New Zealand Herald, June 18, 2009
Maori Affairs and Associate Education Minister Pita Sharples says he wants Maori to have free access to universities but only if they pass a course showing they have reached required standards.
In a speech yesterday Dr Sharples, who is Maori Party co-leader, said Maori should be able to go to university without any qualifications.
The idea is not government policy and met with mixed response and questions raised about how unqualified students would perform and whether it would be a disincentive for Maori school children to study.
This afternoon Dr Sharples clarified that he did not expect unqualified Maori to be immediately accepted into courses.
“It’s just providing entry for people to attend a student learning centre where they can reach the standard to do a degree.”
Universities run such courses and students learn skills such as essay writing.
Dr Sharples rejected that the idea was divisive.
“A lot of things can appear to be divisive until people see them in perspective and see them actually working.”
The situation now where half of Maori boys were not gaining NCEA qualifications was “stupid, ridiculous and it’s just intolerable”. Action was needed.
He disagreed easier access to tertiary study could be a disincentive.
“Maori can’t do any worse than the results are saying they do in schools. It’s sad we have to come to universities and put this proposal but something has to be done . . . Maybe this will make the schools look at what they were doing.”
In yesterday’s speech Dr Sharples said the dice were loaded against Maori.

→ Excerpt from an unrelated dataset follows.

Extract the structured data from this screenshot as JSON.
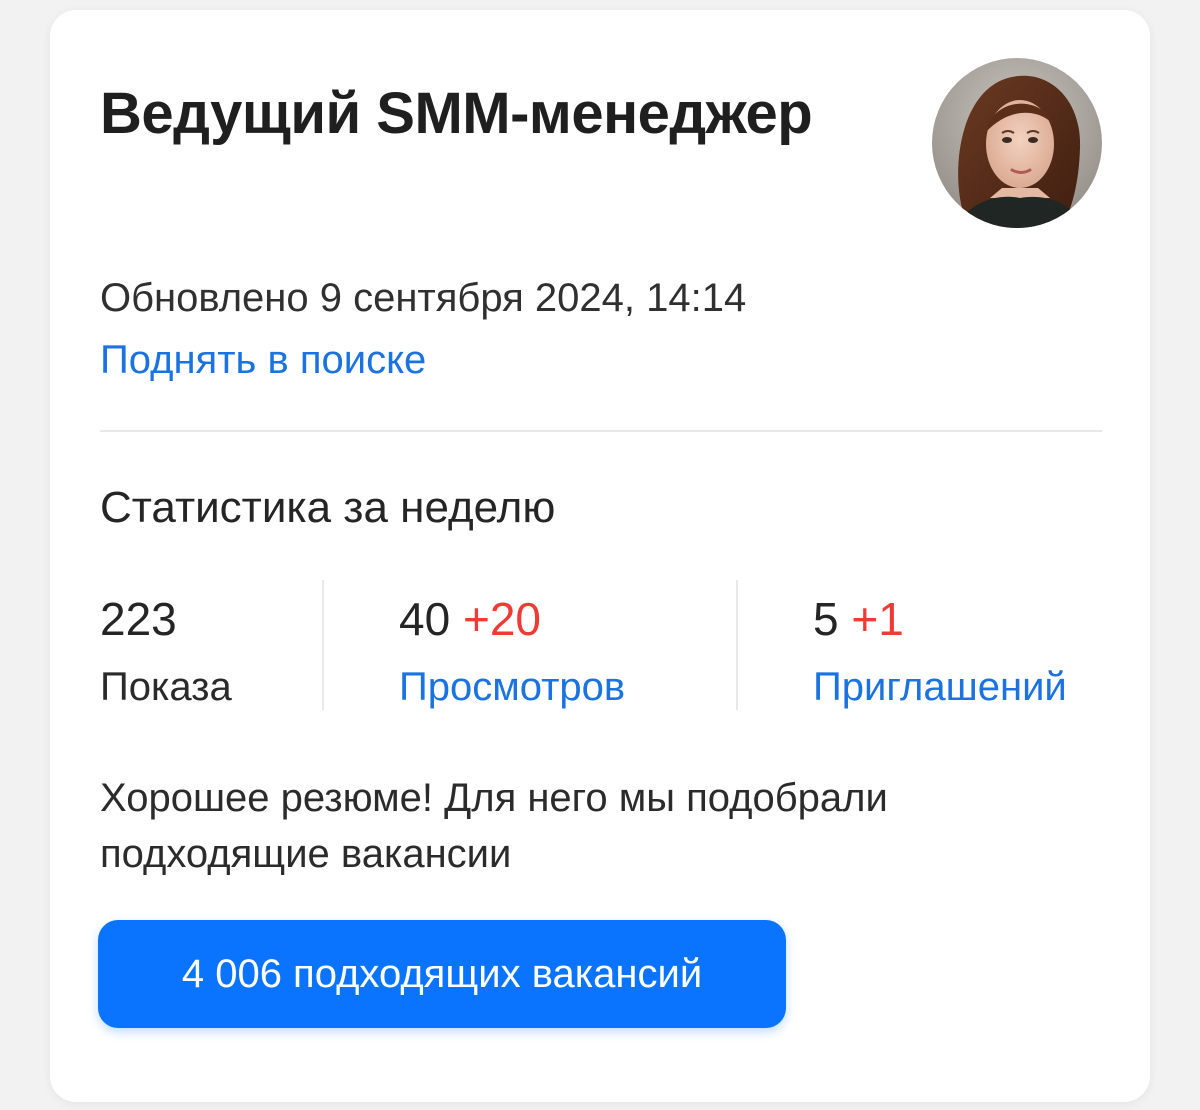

In 2007 only 63 per cent of young Maori men and 67 per cent of young Maori women left school with at least NCEA level one.
He said the rate for Pakeha was more than 20 percentage points higher–83 per cent of young men and 89 per cent of young women.
“Reserved places for Maori have proven the ability of Maori students to rise to the challenge if they are given the opportunity.”
This afternoon the New Zealand Vice-Chancellors’ Committee issued a statement saying universities were already active running programmes to ensure increased Maori participation and achievement in university education.
“Above all universities must ensure that Maori students are properly prepared for university-level study,” committee chairman Professor Roger Field said.
“It is counterproductive in the extreme to set up any group in society to fail at the highest level of the education system.”
He said numbers had been improving but funding caps limited growth.
Labour’s Maori education spokesman, Kelvin Davis, said sending Maori students to university en masse would not fix the problem.
“Maori need solutions to a problem, not a problem disguised as a solution,” he said.
“The problem is that they don’t achieve at school. The solution is to fix schooling.”
Mr Davis said the May budget slashed $94.3 million from education over the next four years for tertiary literacy and numeracy programmes.
Nearly $70m of that was for adult and community education courses.
“These programmes–provided through polytechnics, university, wananga and the like–are exactly what is required to help more New Zealanders of all ethnicities go on to gain tertiary qualifications and better jobs.”